Closed ThisisBillhe closed 7 months ago
S is the value and index of corresponding outlier values. You can not use low-rank approximation to approximate that. Also, we show in paper that outlier extraction does not work well for activation. If you look at our paper carefully, you will find that at a very high compression ratio, low-rank approximation is the best compared with sparsity and quantization. Also, quantization error has a decreasing distribution of egin value, which shows that quantization error can be approximated well by using low rank approximation.
Hi Hao Kang, it is a pleasure to see alumni from ZJU here.
Hi, nice to meet you, too!
Hi there! Thanks for your excellent work and the open-sourced code.

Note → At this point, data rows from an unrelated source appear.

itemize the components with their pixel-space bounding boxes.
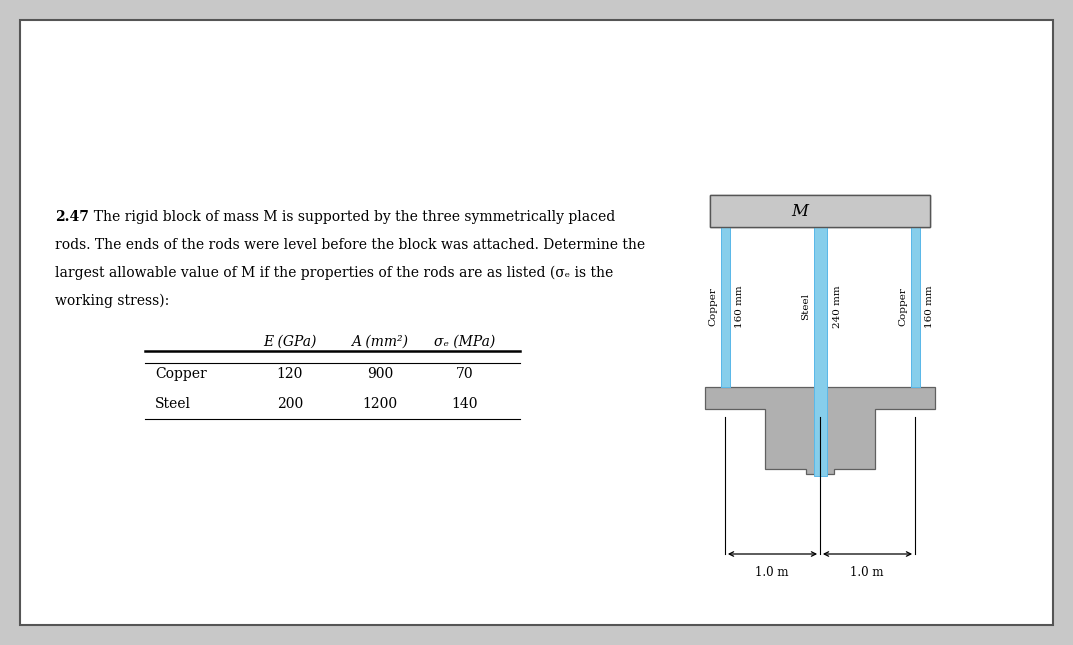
- Text: 120: 120: [277, 367, 304, 381]
- Text: 200: 200: [277, 397, 304, 411]
- Text: Copper: Copper: [708, 288, 718, 326]
- Polygon shape: [705, 387, 935, 474]
- Text: Steel: Steel: [155, 397, 191, 411]
- Text: 900: 900: [367, 367, 393, 381]
- Text: 140: 140: [452, 397, 479, 411]
- Text: 240 mm: 240 mm: [833, 286, 841, 328]
- Text: 1.0 m: 1.0 m: [850, 566, 884, 579]
- Text: 70: 70: [456, 367, 474, 381]
- Text: A (mm²): A (mm²): [352, 335, 409, 349]
- Text: rods. The ends of the rods were level before the block was attached. Determine t: rods. The ends of the rods were level be…: [55, 238, 645, 252]
- Text: M: M: [792, 203, 808, 219]
- Text: 2.47: 2.47: [55, 210, 89, 224]
- Text: Steel: Steel: [802, 293, 810, 321]
- Text: M: M: [792, 203, 808, 219]
- Text: largest allowable value of M if the properties of the rods are as listed (σₑ is : largest allowable value of M if the prop…: [55, 266, 614, 281]
- Text: working stress):: working stress):: [55, 294, 170, 308]
- Text: The rigid block of mass M is supported by the three symmetrically placed: The rigid block of mass M is supported b…: [85, 210, 615, 224]
- Bar: [710, 195, 930, 227]
- Text: σₑ (MPa): σₑ (MPa): [435, 335, 496, 349]
- Text: 160 mm: 160 mm: [735, 286, 745, 328]
- Bar: [721, 227, 730, 387]
- Text: Copper: Copper: [898, 288, 908, 326]
- Bar: [721, 227, 730, 387]
- Text: E (GPa): E (GPa): [263, 335, 317, 349]
- Text: 1200: 1200: [363, 397, 398, 411]
- Bar: [710, 195, 930, 227]
- Bar: [911, 227, 920, 387]
- Bar: [814, 227, 827, 387]
- Text: 160 mm: 160 mm: [926, 286, 935, 328]
- Text: Copper: Copper: [155, 367, 207, 381]
- Bar: [814, 227, 827, 476]
- Text: 1.0 m: 1.0 m: [755, 566, 789, 579]
- Bar: [911, 227, 920, 387]
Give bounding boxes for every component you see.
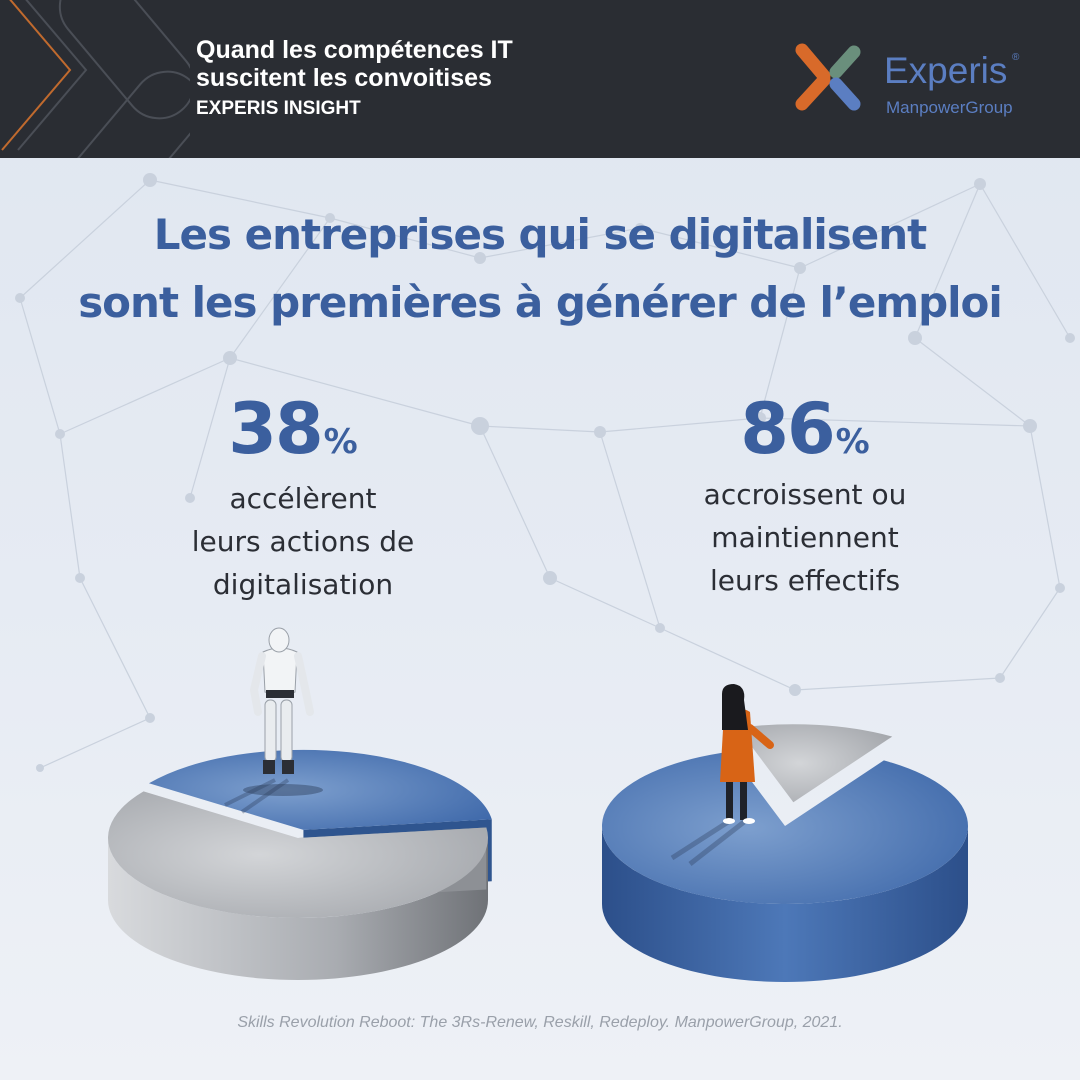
header-subtitle: EXPERIS INSIGHT (196, 98, 361, 119)
header-title-line2: suscitent les convoitises (196, 64, 492, 92)
pie-0-slice-1 (107, 791, 488, 919)
stat-right: 86% (595, 388, 1015, 470)
logo-wordmark: Experis (884, 50, 1008, 91)
stat-left-value: 38 (228, 388, 323, 470)
stat-right-description-line: leurs effectifs (709, 564, 901, 597)
header-title-line1: Quand les compétences IT (196, 36, 513, 64)
header-bar: Quand les compétences IT suscitent les c… (0, 0, 1080, 158)
stat-left: 38% (83, 388, 503, 470)
pie-1-slice-1 (737, 724, 893, 803)
stat-right-description: accroissent ou maintiennent leurs effect… (595, 473, 1015, 602)
header-chevron-decoration-icon (1, 0, 190, 158)
pie-chart-right (602, 724, 969, 982)
stat-left-description-line: digitalisation (212, 568, 394, 601)
stat-left-unit: % (323, 422, 358, 462)
robot-figure-icon (224, 627, 323, 814)
stat-right-value: 86 (740, 388, 835, 470)
source-citation: Skills Revolution Reboot: The 3Rs-Renew,… (237, 1014, 843, 1031)
stat-left-description-line: leurs actions de (191, 525, 415, 558)
stat-right-unit: % (835, 422, 870, 462)
experis-x-mark-icon (795, 43, 861, 111)
pie-0-slice-1-side (108, 838, 488, 980)
pie-1-slice-0 (602, 751, 969, 904)
pie-0-slice-0 (148, 749, 492, 830)
headline-line2: sont les premières à générer de l’emploi (78, 278, 1003, 327)
stat-left-description: accélèrent leurs actions de digitalisati… (93, 477, 513, 606)
network-background-pattern (15, 173, 1075, 772)
stat-left-description-line: accélèrent (229, 482, 377, 515)
logo-group-name: ManpowerGroup (886, 98, 1013, 117)
stat-right-description-line: maintiennent (711, 521, 899, 554)
logo-registered-mark: ® (1012, 52, 1020, 63)
pie-1-slice-0-side (602, 826, 968, 982)
stat-right-description-line: accroissent ou (703, 478, 907, 511)
woman-figure-icon (670, 684, 774, 866)
pie-chart-left (107, 749, 492, 980)
headline-line1: Les entreprises qui se digitalisent (153, 210, 928, 259)
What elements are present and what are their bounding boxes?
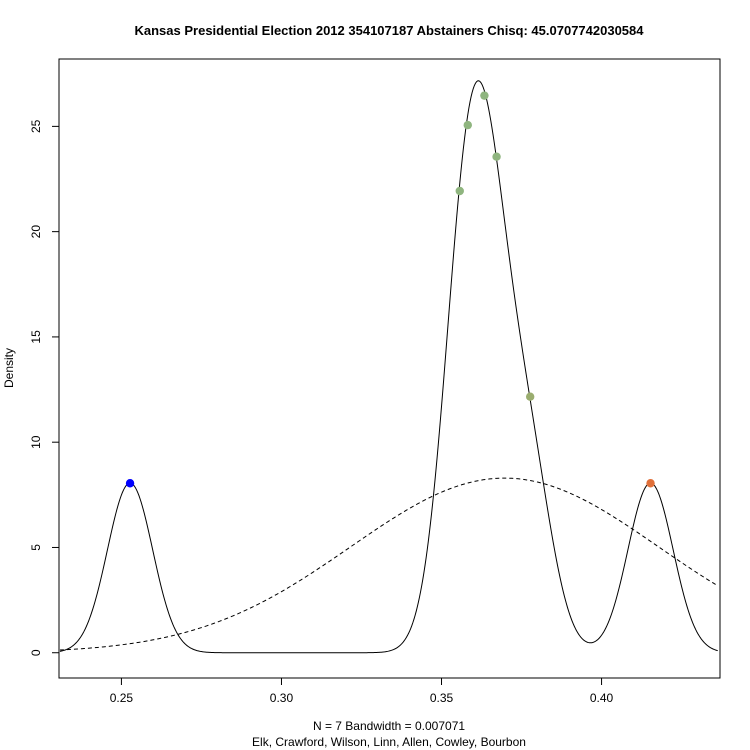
y-tick-label: 10 bbox=[29, 435, 43, 449]
y-axis-label: Density bbox=[2, 348, 16, 388]
y-tick-label: 20 bbox=[29, 225, 43, 239]
x-axis: 0.25 0.30 0.35 0.40 bbox=[110, 677, 614, 705]
y-axis: 0 5 10 15 20 25 bbox=[29, 119, 60, 656]
x-tick-label: 0.35 bbox=[430, 691, 454, 705]
chart-title: Kansas Presidential Election 2012 354107… bbox=[135, 23, 645, 38]
x-tick-label: 0.25 bbox=[110, 691, 134, 705]
x-axis-label-line2: Elk, Crawford, Wilson, Linn, Allen, Cowl… bbox=[252, 735, 526, 749]
x-tick-label: 0.40 bbox=[590, 691, 614, 705]
y-tick-label: 5 bbox=[29, 544, 43, 551]
data-point bbox=[525, 392, 535, 401]
y-tick-label: 25 bbox=[29, 119, 43, 133]
x-axis-label-line1: N = 7 Bandwidth = 0.007071 bbox=[313, 719, 465, 733]
y-tick-label: 0 bbox=[29, 649, 43, 656]
kde-density-curve bbox=[59, 80, 718, 654]
data-point bbox=[646, 479, 655, 488]
data-point bbox=[480, 91, 489, 100]
y-tick-label: 15 bbox=[29, 330, 43, 344]
x-tick-label: 0.30 bbox=[270, 691, 294, 705]
data-point bbox=[463, 120, 472, 130]
data-point bbox=[455, 186, 464, 196]
data-point bbox=[492, 152, 501, 161]
data-points bbox=[125, 91, 655, 488]
data-point bbox=[125, 479, 135, 488]
normal-reference-curve bbox=[59, 477, 719, 651]
plot-frame bbox=[58, 58, 721, 679]
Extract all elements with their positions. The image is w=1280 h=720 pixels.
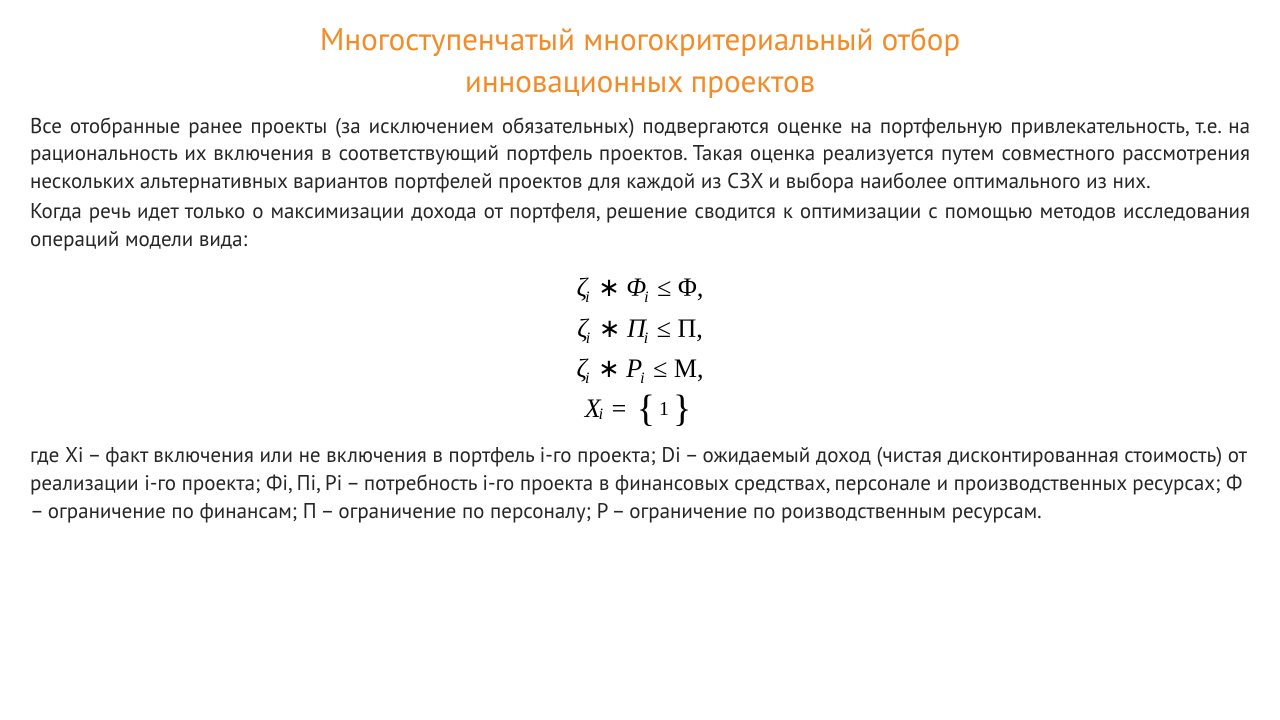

In Outlier-reduced quantization section of your paper, you mentioned that "such a sparse matrix results in the remaining cache size equivalent to that of 8-bit quantization because of its two index vectors and one value vector in full precision". If I understand correctly, the storage of S can be a heavy burden because there is a large portion of outliers. In this case, why do you store S and further introduce a low-rank matrix L to approximate the residual R=X-(D+S)? Using a low-rank matrix to approximate the S makes more sense to me.
I understand that your method (X=D+L+S) can achieve better performance. It's just the motivation of Low-rank approximation section is a little confusing.